Saturday stuff
*Snow in Braintree on Oct. 29. And people ask how I can put up with the clouds in Seattle.
*OK, someone is going to have to explain to me why, exactly, Theo Epstein has earned anything less than Brian Cashman money. Last I checked, he was the first general manager in the century-plus history of the Boston Red Sox to take the team to the playoffs three years in a row, and, well, there's the little manner of WINNING THE WORLD SERIES on his resume. He hasn't been perfect, of course -- I still want to bang my head off the wall when I think about the Sox letting Orlando Cabrera go and replacing him with Edgar Renteria -- but for each move like that there's been about a half-dozen masterstrokes like plucking David Ortiz off the scrap heap. The Red Sox are obsessed with competing with the Yankees in everything from on-the-field competition to television revenue. The Yanks, for the most part, treat their employees right monetarily. They certainly don't start off by leaking insulting opening offers into the press. If the Sox are serious about being the second superpower over the long haul in the game, they should stop acting like the Kansas City Royals when it comes to taking care of their own.

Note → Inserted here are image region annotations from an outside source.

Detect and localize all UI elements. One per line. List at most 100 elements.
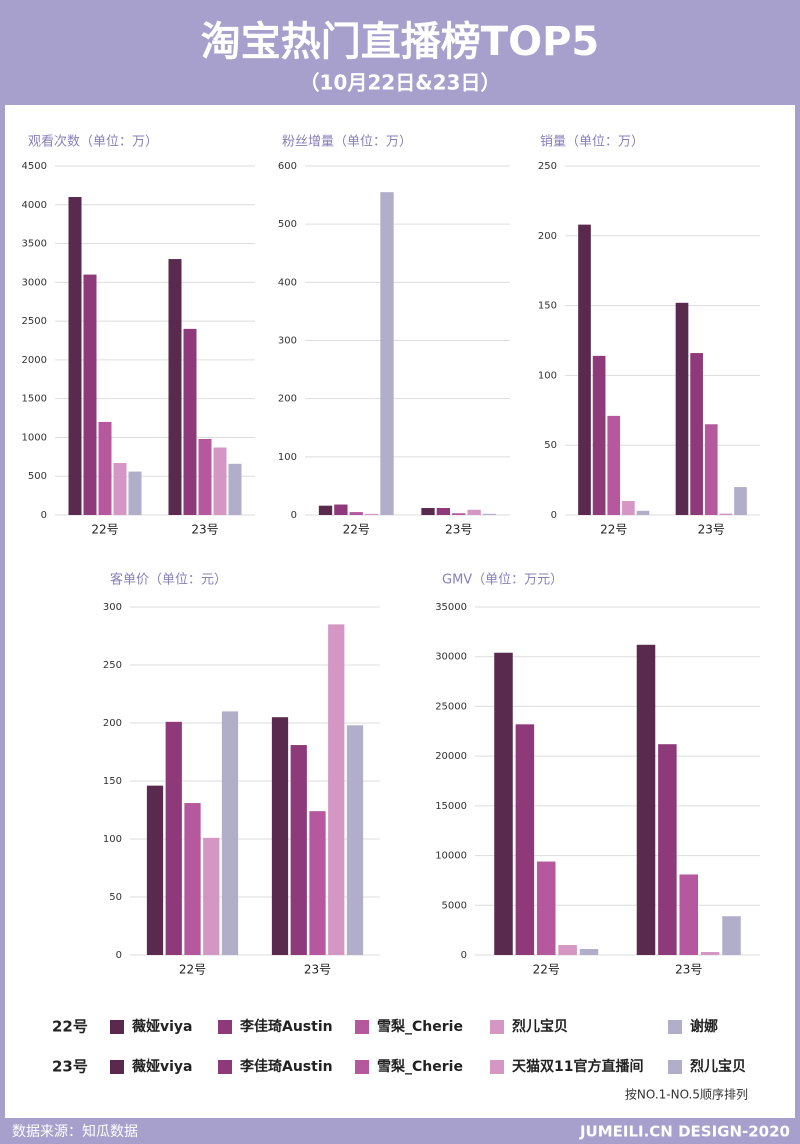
bar bbox=[536, 861, 556, 955]
x-tick-label: 22号 bbox=[600, 523, 627, 537]
page-title: 淘宝热门直播榜TOP5 bbox=[201, 19, 599, 65]
legend-entry: 烈儿宝贝 bbox=[690, 1058, 746, 1075]
bar bbox=[228, 463, 242, 515]
y-tick-label: 500 bbox=[278, 219, 297, 230]
bar bbox=[679, 874, 699, 955]
bar bbox=[452, 513, 466, 515]
bar bbox=[168, 259, 182, 515]
y-tick-label: 100 bbox=[103, 834, 122, 845]
y-tick-label: 1000 bbox=[22, 432, 47, 443]
y-tick-label: 300 bbox=[278, 336, 297, 347]
y-tick-label: 30000 bbox=[435, 652, 467, 663]
bar bbox=[482, 513, 497, 515]
y-tick-label: 2500 bbox=[22, 316, 47, 327]
bar bbox=[494, 652, 513, 955]
bar bbox=[636, 510, 650, 515]
legend-swatch bbox=[490, 1020, 504, 1034]
y-tick-label: 50 bbox=[544, 440, 557, 451]
y-tick-label: 600 bbox=[278, 161, 297, 172]
y-tick-label: 0 bbox=[461, 950, 467, 961]
y-tick-label: 4500 bbox=[22, 161, 47, 172]
legend-entry: 天猫双11官方直播间 bbox=[512, 1058, 643, 1075]
y-tick-label: 300 bbox=[103, 602, 122, 613]
bar bbox=[198, 438, 212, 515]
y-tick-label: 4000 bbox=[22, 200, 47, 211]
legend-swatch bbox=[668, 1060, 682, 1074]
y-tick-label: 150 bbox=[103, 776, 122, 787]
bar bbox=[622, 501, 635, 515]
bar bbox=[467, 509, 481, 515]
y-tick-label: 500 bbox=[28, 471, 47, 482]
bar bbox=[271, 717, 289, 955]
bar bbox=[165, 721, 182, 955]
bar bbox=[203, 837, 220, 955]
source: 数据来源：知瓜数据 bbox=[12, 1123, 138, 1140]
bar bbox=[515, 724, 535, 955]
y-tick-label: 200 bbox=[538, 231, 557, 242]
legend-swatch bbox=[218, 1060, 232, 1074]
legend-row-label: 23号 bbox=[52, 1058, 88, 1076]
bar bbox=[658, 744, 677, 955]
x-tick-label: 23号 bbox=[698, 523, 725, 537]
y-tick-label: 100 bbox=[278, 452, 297, 463]
legend-entry: 雪梨_Cherie bbox=[377, 1018, 463, 1035]
legend-entry: 李佳琦Austin bbox=[239, 1058, 333, 1075]
legend-entry: 雪梨_Cherie bbox=[377, 1058, 463, 1075]
x-tick-label: 22号 bbox=[343, 523, 370, 537]
bar bbox=[309, 811, 326, 955]
y-tick-label: 2000 bbox=[22, 355, 47, 366]
legend-swatch bbox=[355, 1020, 369, 1034]
legend-swatch bbox=[110, 1020, 124, 1034]
x-tick-label: 22号 bbox=[91, 523, 118, 537]
y-tick-label: 400 bbox=[278, 277, 297, 288]
x-tick-label: 22号 bbox=[179, 963, 206, 977]
y-tick-label: 200 bbox=[103, 718, 122, 729]
y-tick-label: 100 bbox=[538, 370, 557, 381]
bar bbox=[346, 725, 364, 955]
legend-swatch bbox=[355, 1060, 369, 1074]
bar bbox=[98, 421, 112, 515]
page-subtitle: （10月22日&23日） bbox=[300, 71, 501, 95]
legend-entry: 薇娅viya bbox=[132, 1058, 193, 1075]
y-tick-label: 1500 bbox=[22, 394, 47, 405]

*Sat up in section 328 for the Bruins-Toronto game on Thursday. Good times. It was nice to see, about a dozen games into the season, that the Bruins finally got the memo that the rules have changed and they no longer need to play dump-and-chase on offense.
I don't know about the rest of you, but attending Bruins game for the past decade or so has been a perversely entertaining pastime, an experience unlike following any other team in the area, where I'll attend with friends, sit in the upper deck, and we'll basically act like those two old guys in the Muppets who sit up in the balcony mock the show and just make fun of the Bruins and their cheapness, then act presently surprised if they win. Typical line came from my friend Greg after Bill Guerin left town. That was the year they added the message board that runs the perimeter of the base of the balcony: "I bet the Bruins decided, 'we can sign Guerin, or we can get one of those color scoreboards that go all the way around the building!'" That sort of thing.
Anyway, the Bruins didn't give us much of a chance for such snark Thursday, and goalie Hannu Toivonen was a pleasant surprise, but I still don't see anything in this team that would indicate they're going to be anything better than the first-round stinkers that have marked the Joe Thornton captaincy.
*Not much to say about the World Series other than, obviously, the best team in baseball from wire-to-wire won. I'd hate to be in Cubs management this winter. Incidentally, that game in which Josh Beckett beat the Yankees in New York remains the last time a National League team won a World Series game. For some reason, that seems a whole lot longer than two years ago.